Of course, you should always take macroeconomic studies that try to sort out the effects of government taxes or spending with a grain or two of salt. It's an area where experiments are impossible, and all the plausible alternatives fall short in some way. You can make conclusions based on a large number of studies on the same topic, but reading too much into any one paper is, as the Reinhart-Rogoff saga taught us, foolhardy.
All that being said, the Jordà/Taylor paper is notable. Generally, empirical papers on this subject take one of two approaches. The first, known as vector auto-regression (VAR) or structural vector auto-regression (SVAR), uses statistical techniques to infer when a shock to fiscal policy (e.g. a big cut in spending or increase in taxes) has occurred.
The second, known as the "narrative" approach and pioneered by UC Berkeley's David and Christina Romer, identifies shocks through news coverage and policy announcements. That avoids the possibility that a VAR approach will pick up shocks that aren't there, or fail to notice ones clearly announced by the government. On the other hand, it could mistake empty statements by government officials that don't correspond to spending patterns for real changes in policy, or miss minor unannounced policy changes. The two approaches tend to give very different answers, with VAR suggesting that austerity is less harmful to an economy than narrative approaches suggest.
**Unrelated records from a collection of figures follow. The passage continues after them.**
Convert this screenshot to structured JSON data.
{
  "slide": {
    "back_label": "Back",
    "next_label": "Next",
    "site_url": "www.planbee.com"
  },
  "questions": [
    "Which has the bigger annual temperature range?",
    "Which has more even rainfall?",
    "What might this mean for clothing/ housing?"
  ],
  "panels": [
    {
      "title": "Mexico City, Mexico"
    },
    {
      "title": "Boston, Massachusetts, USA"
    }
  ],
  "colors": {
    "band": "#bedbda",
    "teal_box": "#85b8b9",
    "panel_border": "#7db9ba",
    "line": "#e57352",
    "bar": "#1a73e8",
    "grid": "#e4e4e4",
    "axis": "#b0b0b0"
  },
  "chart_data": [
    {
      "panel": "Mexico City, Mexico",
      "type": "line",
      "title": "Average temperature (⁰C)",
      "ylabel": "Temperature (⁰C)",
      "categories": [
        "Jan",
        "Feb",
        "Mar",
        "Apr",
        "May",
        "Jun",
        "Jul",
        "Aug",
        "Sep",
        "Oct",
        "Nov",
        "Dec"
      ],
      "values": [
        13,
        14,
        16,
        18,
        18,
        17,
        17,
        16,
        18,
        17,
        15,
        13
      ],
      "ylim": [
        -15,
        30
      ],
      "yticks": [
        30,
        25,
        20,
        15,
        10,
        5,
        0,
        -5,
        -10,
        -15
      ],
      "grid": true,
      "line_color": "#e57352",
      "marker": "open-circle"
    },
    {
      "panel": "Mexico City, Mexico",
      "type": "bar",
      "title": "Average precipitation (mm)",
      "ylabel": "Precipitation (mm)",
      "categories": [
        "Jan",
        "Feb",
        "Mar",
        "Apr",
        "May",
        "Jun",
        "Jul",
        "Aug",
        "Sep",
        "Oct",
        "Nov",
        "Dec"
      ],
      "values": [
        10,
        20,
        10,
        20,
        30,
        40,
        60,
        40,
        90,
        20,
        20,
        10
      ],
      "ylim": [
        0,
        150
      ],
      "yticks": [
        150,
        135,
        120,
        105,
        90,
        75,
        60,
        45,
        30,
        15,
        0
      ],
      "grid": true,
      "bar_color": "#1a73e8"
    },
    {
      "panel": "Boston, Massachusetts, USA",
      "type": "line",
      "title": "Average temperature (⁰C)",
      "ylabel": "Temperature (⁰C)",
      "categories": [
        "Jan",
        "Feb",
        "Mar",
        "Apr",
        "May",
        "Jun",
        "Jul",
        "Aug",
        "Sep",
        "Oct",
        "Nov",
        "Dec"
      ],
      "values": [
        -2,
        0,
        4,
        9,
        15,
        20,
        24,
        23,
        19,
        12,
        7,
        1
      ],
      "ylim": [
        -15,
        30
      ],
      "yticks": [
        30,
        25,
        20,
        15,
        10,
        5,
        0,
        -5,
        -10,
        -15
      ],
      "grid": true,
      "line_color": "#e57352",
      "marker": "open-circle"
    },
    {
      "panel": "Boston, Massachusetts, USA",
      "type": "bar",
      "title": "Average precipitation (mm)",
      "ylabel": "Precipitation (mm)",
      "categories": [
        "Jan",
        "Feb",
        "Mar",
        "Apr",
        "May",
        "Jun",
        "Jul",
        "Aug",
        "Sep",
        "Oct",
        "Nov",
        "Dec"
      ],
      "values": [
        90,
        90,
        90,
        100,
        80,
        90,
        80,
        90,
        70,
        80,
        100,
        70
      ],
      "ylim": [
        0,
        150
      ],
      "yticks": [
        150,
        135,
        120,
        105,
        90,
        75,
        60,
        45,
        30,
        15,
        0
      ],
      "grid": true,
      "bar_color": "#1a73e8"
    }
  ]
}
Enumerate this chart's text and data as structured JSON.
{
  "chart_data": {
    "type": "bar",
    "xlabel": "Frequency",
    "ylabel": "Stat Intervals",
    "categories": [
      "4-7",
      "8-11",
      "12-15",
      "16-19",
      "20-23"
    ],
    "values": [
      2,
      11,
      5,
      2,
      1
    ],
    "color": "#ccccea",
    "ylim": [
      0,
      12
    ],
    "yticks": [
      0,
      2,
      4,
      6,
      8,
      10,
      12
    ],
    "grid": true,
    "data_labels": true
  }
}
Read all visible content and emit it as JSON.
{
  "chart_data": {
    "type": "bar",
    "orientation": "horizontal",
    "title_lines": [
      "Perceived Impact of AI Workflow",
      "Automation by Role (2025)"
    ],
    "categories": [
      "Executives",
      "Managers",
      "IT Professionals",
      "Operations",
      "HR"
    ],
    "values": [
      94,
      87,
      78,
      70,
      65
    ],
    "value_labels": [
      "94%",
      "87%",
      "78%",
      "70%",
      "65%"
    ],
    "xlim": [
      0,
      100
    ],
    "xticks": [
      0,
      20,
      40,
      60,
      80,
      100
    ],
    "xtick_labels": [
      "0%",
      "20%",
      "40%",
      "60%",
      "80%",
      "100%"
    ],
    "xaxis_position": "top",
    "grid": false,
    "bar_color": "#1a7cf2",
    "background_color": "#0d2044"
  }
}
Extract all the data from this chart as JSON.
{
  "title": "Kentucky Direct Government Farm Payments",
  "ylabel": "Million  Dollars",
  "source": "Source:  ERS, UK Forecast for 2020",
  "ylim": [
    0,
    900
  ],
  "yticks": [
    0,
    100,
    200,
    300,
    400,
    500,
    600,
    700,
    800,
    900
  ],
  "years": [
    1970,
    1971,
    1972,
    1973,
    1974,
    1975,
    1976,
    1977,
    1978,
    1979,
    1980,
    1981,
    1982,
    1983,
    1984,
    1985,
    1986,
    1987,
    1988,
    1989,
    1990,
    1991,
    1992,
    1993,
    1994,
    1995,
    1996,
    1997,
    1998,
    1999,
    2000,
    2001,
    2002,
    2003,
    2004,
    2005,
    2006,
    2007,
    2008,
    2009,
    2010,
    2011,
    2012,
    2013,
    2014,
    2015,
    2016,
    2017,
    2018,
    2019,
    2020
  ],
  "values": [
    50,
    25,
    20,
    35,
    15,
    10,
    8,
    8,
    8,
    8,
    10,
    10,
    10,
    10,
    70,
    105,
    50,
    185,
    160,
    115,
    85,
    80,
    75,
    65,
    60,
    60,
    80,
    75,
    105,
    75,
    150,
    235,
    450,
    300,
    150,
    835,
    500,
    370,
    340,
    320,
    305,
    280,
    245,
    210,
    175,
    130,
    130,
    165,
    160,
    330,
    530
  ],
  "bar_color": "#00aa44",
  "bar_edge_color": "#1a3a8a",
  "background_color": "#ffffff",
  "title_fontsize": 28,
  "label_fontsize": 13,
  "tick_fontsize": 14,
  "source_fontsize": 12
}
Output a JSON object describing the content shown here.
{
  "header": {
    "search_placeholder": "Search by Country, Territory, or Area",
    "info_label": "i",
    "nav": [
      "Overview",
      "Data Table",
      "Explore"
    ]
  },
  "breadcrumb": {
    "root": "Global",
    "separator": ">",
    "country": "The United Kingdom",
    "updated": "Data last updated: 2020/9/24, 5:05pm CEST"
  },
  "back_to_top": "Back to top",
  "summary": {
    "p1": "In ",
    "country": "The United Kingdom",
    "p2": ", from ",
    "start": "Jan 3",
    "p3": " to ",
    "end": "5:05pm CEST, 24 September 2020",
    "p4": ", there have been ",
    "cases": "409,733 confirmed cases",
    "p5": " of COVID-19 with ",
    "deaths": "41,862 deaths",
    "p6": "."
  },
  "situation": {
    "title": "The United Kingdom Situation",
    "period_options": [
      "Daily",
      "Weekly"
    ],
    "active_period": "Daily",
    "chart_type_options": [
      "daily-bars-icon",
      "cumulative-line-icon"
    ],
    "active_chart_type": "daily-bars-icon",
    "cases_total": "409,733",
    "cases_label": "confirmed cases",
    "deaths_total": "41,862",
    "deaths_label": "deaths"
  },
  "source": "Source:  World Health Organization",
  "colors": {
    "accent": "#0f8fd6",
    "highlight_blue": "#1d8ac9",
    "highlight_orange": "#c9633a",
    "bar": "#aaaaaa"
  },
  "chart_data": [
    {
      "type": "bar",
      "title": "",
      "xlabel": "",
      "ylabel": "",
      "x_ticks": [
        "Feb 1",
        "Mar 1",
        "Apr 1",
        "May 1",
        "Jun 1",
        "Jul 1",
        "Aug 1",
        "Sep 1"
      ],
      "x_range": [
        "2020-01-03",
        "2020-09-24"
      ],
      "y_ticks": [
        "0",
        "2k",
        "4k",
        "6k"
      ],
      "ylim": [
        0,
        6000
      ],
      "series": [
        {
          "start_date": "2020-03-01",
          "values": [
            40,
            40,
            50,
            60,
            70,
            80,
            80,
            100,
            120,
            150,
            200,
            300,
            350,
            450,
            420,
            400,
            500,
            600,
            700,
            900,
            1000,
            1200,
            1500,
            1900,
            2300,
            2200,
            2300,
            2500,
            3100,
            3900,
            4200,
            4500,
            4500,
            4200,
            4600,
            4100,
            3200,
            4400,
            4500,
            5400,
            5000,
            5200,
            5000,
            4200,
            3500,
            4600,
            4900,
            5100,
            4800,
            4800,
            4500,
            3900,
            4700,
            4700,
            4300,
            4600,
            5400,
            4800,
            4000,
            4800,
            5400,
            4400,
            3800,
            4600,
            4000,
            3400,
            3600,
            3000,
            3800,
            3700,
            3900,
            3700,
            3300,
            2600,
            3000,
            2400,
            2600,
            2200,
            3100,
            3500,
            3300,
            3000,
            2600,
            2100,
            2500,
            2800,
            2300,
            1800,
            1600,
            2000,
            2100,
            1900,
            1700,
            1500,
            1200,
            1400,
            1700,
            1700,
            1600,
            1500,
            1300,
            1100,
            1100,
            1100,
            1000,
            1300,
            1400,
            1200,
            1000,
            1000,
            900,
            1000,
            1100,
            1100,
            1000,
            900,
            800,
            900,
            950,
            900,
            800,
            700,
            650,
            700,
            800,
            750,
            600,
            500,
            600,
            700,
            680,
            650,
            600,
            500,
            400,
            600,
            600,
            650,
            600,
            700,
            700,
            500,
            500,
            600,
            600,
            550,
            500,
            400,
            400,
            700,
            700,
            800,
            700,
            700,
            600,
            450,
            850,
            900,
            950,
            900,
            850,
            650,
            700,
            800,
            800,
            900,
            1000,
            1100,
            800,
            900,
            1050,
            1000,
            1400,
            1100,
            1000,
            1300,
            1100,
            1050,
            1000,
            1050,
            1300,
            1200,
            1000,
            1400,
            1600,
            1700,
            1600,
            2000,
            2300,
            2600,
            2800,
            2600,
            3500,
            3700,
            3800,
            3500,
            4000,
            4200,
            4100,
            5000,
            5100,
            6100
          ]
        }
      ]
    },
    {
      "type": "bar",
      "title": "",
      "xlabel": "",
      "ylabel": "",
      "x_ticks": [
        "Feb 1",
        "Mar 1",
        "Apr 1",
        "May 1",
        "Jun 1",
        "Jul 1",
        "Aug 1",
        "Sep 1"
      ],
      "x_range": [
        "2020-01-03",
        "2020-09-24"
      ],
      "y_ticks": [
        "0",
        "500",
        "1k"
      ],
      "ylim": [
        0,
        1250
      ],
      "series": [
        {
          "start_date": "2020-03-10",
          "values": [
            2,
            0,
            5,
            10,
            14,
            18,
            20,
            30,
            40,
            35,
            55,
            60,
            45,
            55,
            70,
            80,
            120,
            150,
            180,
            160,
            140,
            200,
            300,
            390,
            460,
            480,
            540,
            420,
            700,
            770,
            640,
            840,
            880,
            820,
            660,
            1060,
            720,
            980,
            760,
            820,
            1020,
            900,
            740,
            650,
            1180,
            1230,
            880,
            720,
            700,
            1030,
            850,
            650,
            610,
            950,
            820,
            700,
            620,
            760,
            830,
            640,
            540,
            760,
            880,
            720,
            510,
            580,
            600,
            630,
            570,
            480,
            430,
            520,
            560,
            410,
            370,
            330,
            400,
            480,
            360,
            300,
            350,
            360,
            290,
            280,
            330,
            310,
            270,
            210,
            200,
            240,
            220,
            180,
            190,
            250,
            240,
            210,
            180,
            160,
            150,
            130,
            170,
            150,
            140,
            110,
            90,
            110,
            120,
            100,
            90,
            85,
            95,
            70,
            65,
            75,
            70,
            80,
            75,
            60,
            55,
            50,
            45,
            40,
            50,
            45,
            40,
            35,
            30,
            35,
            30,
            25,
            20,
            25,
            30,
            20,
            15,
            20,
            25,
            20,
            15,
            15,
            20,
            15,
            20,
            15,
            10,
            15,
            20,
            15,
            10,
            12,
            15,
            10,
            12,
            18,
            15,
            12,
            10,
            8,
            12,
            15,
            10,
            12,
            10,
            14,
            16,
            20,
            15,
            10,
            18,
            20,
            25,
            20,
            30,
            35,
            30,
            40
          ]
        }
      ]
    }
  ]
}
Jordà and Taylor introduce a new method altogether, known as local projections / inverse-probability-weighted regression adjustment (LP-IPWRA), which has been used in medical research and applied microeconomics but not so much in macroeconomics to date. The approach is pretty complicated and way above my pay grade in any case. But it's designed to avoid the pitfalls of both narrative and VAR approaches by matching countries with similar economic characteristics, identifying which nations pursued austerity and which didn't. Then, when estimating the effects of austerity, they can control according to the nations' relative likelihood of pursuing austerity, given their economic situations.
They find that not only is austerity during downturns quite contractionary, but it even hurts growth during booms. "Our results underscore that austerity tends to be painful, but that timing matters," Jordà and Taylor write. "The least painful ﬁscal consolidations, from a growth and hence budgetary perspective, will tend to be those launched from a position of strength, that is, in the boom not the slump."
They then apply the findings to the specific case of the U.K., producing the chart you see above. But it could be even worse than that. "This caveat is the zero lower bound (ZLB) of monetary policy: the U.K. out-of-sample counterfactual corresponds to a liquidity trap environment, but the in-sample data overwhelmingly do not," the authors write. "In that case, the true residuals in 2010–13 could be much smaller than above, and the effects of austerity (i.e., the ﬁscal multipliers) even bigger, big enough to possibly explain most or all of the growth shortfall after 2010."
In plain English, what they're saying is that when central banks' interest rates have gone as low as they can go, fiscal policy is much more powerful than it is usually is. In this case, the Bank of England could not readily offset the impact of fiscal tightening by cutting interest rates, which means that they did more damage to growth. The countries Jordà and Taylor included in their sample mostly weren't in that situation, meaning they could be lowballing the damage that the austerity policy did to Britain.
Again, this paper is not definitive. And the newness of its methodology, while exciting, also opens the door for error. But if its results hold, the implications for the Cameron/Osborne government are extremely damning.